In the case at hand, after becoming tax resident in Luxembourg, the company sold its Dutch-based real estate in two consecutive years. Both sales resulted in capital gains. The gains were placed in a reinvestment reserve (then still a replacement reserve). If a reinvestment reserve is created, the book profit resulting from the disposal of a tangible or intangible business asset can be carried forward and, subject to limitations, offset against the cost of a reinvestment asset.

Under the current rules, reinvestment must occur within three years after the year that the reinvestment reserve was established. For this case, the period was four years. If reinvestment does not take place within three years, the amount in the reinvestment reserve must be included in taxable income for corporate income tax purposes in the third year following the year in which the reinvestment reserve was established. The amount in the reinvestment reserve must be released sooner if the taxpayer no longer intends to make a qualifying reinvestment.

Two years after the last sale, the company submitted a Dutch corporate income tax return from which it appeared that the company no longer intended to make a qualifying reinvestment. The Dutch tax authorities imposed an additional assessment that took into account a taxable release of the reinvestment reserve. The taxpayer challenged the assessment, arguing that the Dutch tax authorities should have taxed the capital gains earlier and thus had forfeited their right to tax. It also argued that the capital gains should ultimately have been taxed in the year in which the last Dutch real estate was sold, as a consequence of which the taxpayer ceased to receive Dutch-source income in that year. Under the relevant rules, a final exit charge should arise when a taxpayer ceases to generate Dutchtaxable profits.

Court Decision

The Supreme Court held that as long as a taxpayer holds a reinvestment reserve, it continues to earn profits that are taxable in the Netherlands because the creation of a reinvestment reserve means the taxpayer will obtain future taxable profits from real estate situated in the Netherlands. The Court likely reasoned that either a reinvestment into Dutch real estate will be made or in the absence of a timely reinvestment, there will be a taxable release of the reserve.

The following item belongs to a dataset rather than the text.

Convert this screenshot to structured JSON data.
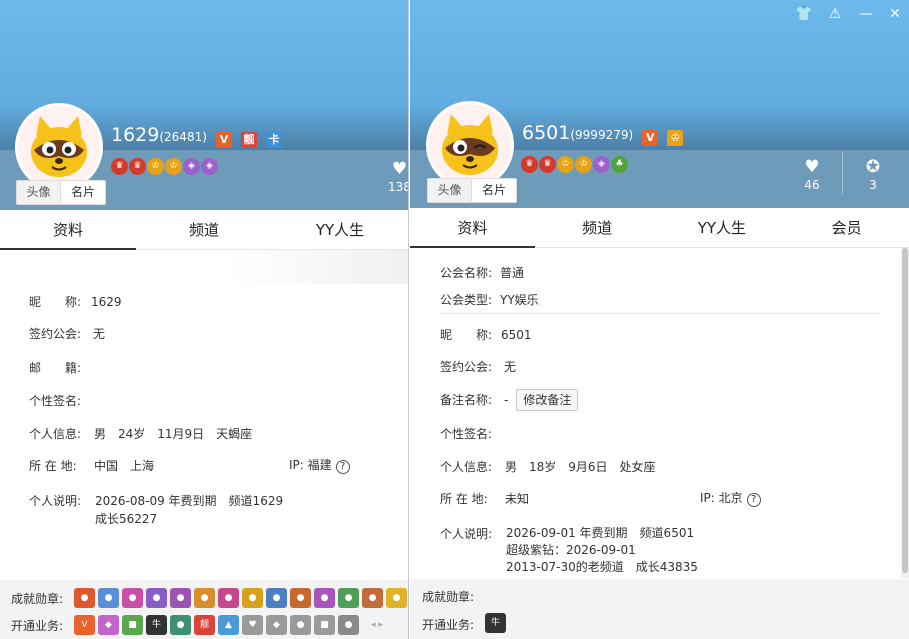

The Court wrote that the provisions of article 14, paragraph 1 of the Luxembourg-Netherlands tax treaty don't change this conclusion. Under those provisions, gains from the alienation of immovable property, as defined in article 6, paragraph 2 of the treaty, may be taxed in the state where the property is situated. Therefore, if it is assumed that the place of effective management is located in Luxembourg, the benefits related to the sales of the Dutch real estate may be taxed in the Netherlands. Because the treaty doesn't address when these benefits can be taxed, it doesn't prevent taxation from occurring in a later year than the one in which the real estate was sold.

The Supreme Court noted that this result — deferred taxation of the capital gain — is consistent with EU law. However, the scope of the decision is not limited just to EU and EEA situations. Although the rules governing the reinvestment reserve and the exit taxation have changed, it seems unlikely that the Supreme Court's decision would be different when applying the new rules.